Ben ist Asperger-Autist und den Demütigungen seiner Mitschüler ausgesetzt. »Krieg, Krieg, Krieg« nennt er die Zeit vor und nach dem Unterricht. Selbst ernannte Freunde verhöhnen ihn als »Marsmensch« oder »Frankenstein«. Da hilft es nicht, dass sein Vater meint, dass für Ben, weil er im Grunde doch »schlau ist«, eine »normale Schule« genau das Richtige ist. Seine Mutter versichert ihm, dass wenn irgendetwas ist, er jederzeit anrufen kann.
Nur wenn Ben sich online in Rollenspiel-Welten begibt (»ich bin auf Level 80, das ist ziemlich viel«), fühlt er sich stark und respektiert. Sein Avatar kämpft Seite an Seite mit Scarlite, einer Heilerin, mit der er sich jeden Tag zum Game verabredet. In Spielen, so sagt er sich, »kannst du sein, wer oder was du willst«. Im echten Leben dagegen sieht er sich als »Mensch, die Null, das Nichts«.
Als sich die Lage zuspitzt – den Alltag zu meistern überfordert Ben oft genug – bietet ihm seine Spielgefährtin mit dem Game-Namen Scarlite auch im wirklichen Leben ihre Hilfe an. Begegnet sind sich beide bislang noch nicht. Jetzt möchte sie Ben am Bahnhof treffen, wobei sie nicht ahnt, dass für ihn jeder Weg, den er nicht schon viele Male gegangen ist, eine Herausforderung ist.

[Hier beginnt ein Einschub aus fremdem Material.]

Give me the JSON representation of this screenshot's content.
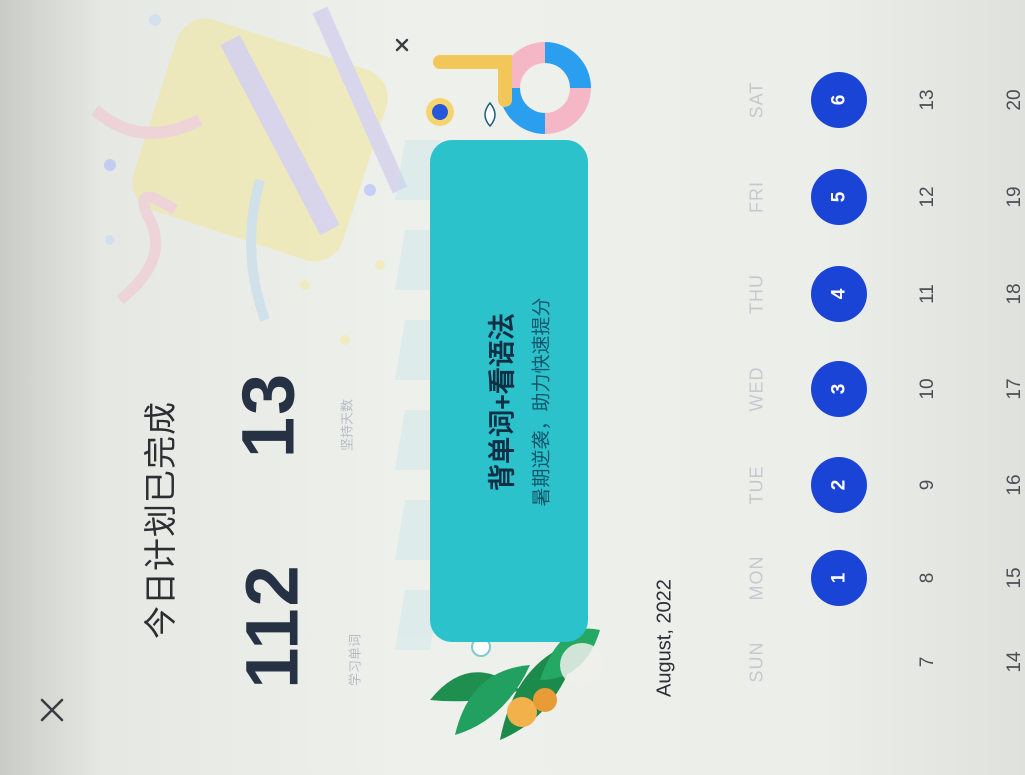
{
  "header": {
    "close_icon": "close-icon",
    "title": "今日计划已完成"
  },
  "stats": [
    {
      "value": "112",
      "label": "学习单词"
    },
    {
      "value": "13",
      "label": "坚持天数"
    }
  ],
  "banner": {
    "title": "背单词+看语法",
    "subtitle": "暑期逆袭，助力快速提分",
    "close_icon": "close-icon",
    "accent_color": "#2bc2cc"
  },
  "calendar": {
    "month_label": "August, 2022",
    "weekdays": [
      "SUN",
      "MON",
      "TUE",
      "WED",
      "THU",
      "FRI",
      "SAT"
    ],
    "selected_color": "#1a44d6",
    "weeks": [
      [
        "",
        "1",
        "2",
        "3",
        "4",
        "5",
        "6"
      ],
      [
        "7",
        "8",
        "9",
        "10",
        "11",
        "12",
        "13"
      ],
      [
        "14",
        "15",
        "16",
        "17",
        "18",
        "19",
        "20"
      ]
    ],
    "completed_days": [
      "1",
      "2",
      "3",
      "4",
      "5",
      "6"
    ]
  }
}
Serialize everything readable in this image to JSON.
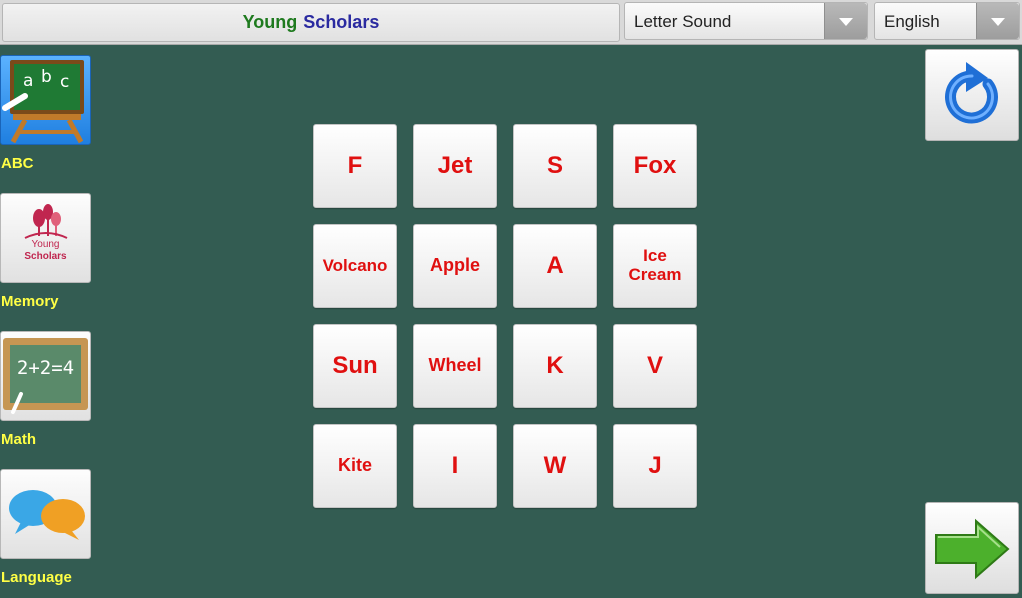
{
  "header": {
    "title_part1": "Young",
    "title_part2": "Scholars",
    "mode_select": {
      "value": "Letter Sound"
    },
    "language_select": {
      "value": "English"
    }
  },
  "sidebar": {
    "items": [
      {
        "label": "ABC",
        "icon": "chalkboard-abc-icon",
        "active": true
      },
      {
        "label": "Memory",
        "icon": "young-scholars-logo",
        "logo_text": [
          "Young",
          "Scholars"
        ]
      },
      {
        "label": "Math",
        "icon": "math-slate-icon",
        "slate_text": "2+2=4"
      },
      {
        "label": "Language",
        "icon": "speech-bubbles-icon"
      }
    ]
  },
  "grid": {
    "tiles": [
      "F",
      "Jet",
      "S",
      "Fox",
      "Volcano",
      "Apple",
      "A",
      "Ice Cream",
      "Sun",
      "Wheel",
      "K",
      "V",
      "Kite",
      "I",
      "W",
      "J"
    ]
  },
  "controls": {
    "refresh_icon": "refresh-icon",
    "next_icon": "next-arrow-icon"
  },
  "colors": {
    "background": "#335c52",
    "tile_text": "#e01010",
    "nav_label": "#ffff45",
    "title_green": "#1e7a1e",
    "title_blue": "#2a2aa0"
  }
}
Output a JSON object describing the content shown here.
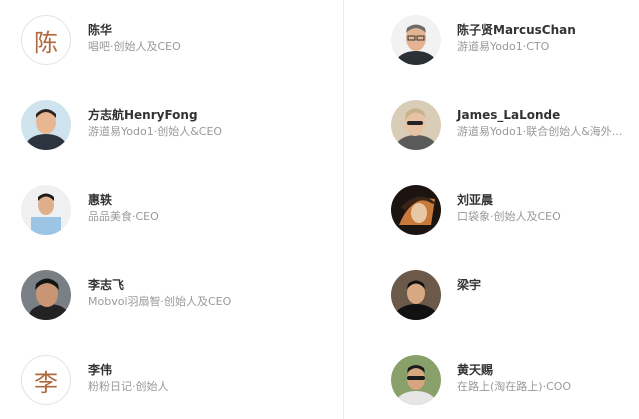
{
  "left": [
    {
      "avatar_char": "陈",
      "name": "陈华",
      "title": "唱吧·创始人及CEO"
    },
    {
      "avatar_char": "",
      "name": "方志航HenryFong",
      "title": "游道易Yodo1·创始人&CEO"
    },
    {
      "avatar_char": "",
      "name": "惠轶",
      "title": "品品美食·CEO"
    },
    {
      "avatar_char": "",
      "name": "李志飞",
      "title": "Mobvoi羽扇智·创始人及CEO"
    },
    {
      "avatar_char": "李",
      "name": "李伟",
      "title": "粉粉日记·创始人"
    }
  ],
  "right": [
    {
      "name": "陈子贤MarcusChan",
      "title": "游道易Yodo1·CTO"
    },
    {
      "name": "James_LaLonde",
      "title": "游道易Yodo1·联合创始人&海外..."
    },
    {
      "name": "刘亚晨",
      "title": "口袋象·创始人及CEO"
    },
    {
      "name": "梁宇",
      "title": ""
    },
    {
      "name": "黄天赐",
      "title": "在路上(淘在路上)·COO"
    }
  ],
  "colors": {
    "accent": "#b0683d",
    "name": "#333333",
    "title": "#999999",
    "divider": "#ececec"
  }
}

Und dann sind da noch Bogaert und Desmet, deren Mobbing-Attacken immer enthemmter werden. Ein Video von Ben mit heruntergelassener Hose erscheint im Internet. Die Mitschüler schnappen sich Bens Smartphone und zwingen ihn, Ecstasy zu schlucken. Auf eine kurze High-Phase folgen der Absturz und der Wunsch, »kaputtzugehen«.
Beeindruckend intensiv
Die auf einem realen Fall basierende Theater- und Romanvorlage – ein 17-jähriger, leicht autistischer Junge in Gent wurde von Mitschülern in den Selbstmord getrieben – wurde 2007 unter dem Titel »Ben X« von Nic Balthazar in Belgien verfilmt und mit mehreren Preisen ausgezeichnet. Das Theater an der Glocksee in Hannover findet in der Fassung, die am Donnerstag beim Solo-Festival Monospektakel des Tonne-Theaters zu sehen war, packende Bilder für das menschliche Drama. In der Inszenierung von Karin Drechsel wird der Stress, den Ben empfindet, wenn er allein schon seinen Weg durch den Straßenverkehr sucht, durch projizierte Bilderfluten und akustisch verdichteten Lärm geradezu schmerzhaft spürbar.Menschen, die es gut mit Ben meinen (Eltern, ein Lehrer, ein Psychologe), und seine Peiniger kommen in Filmprojektionen zu Wort. Alle Rollen spielt Jonas Vietzke – beeindruckend intensiv und wandlungsfähig. Das Stück funktioniert gleichermaßen als Porträt wie als Milieustudie, erzählt von Flucht in künstliche Welten und Entfremdung, über einen utopischen Dreh, den die Geschichte am Ende findet, aber auch von Selbstbehauptung. Das Publikum in der Planie 22 feierte Jonas Vietzke für seine Darstellung mit jubelndem Applaus. (GEA)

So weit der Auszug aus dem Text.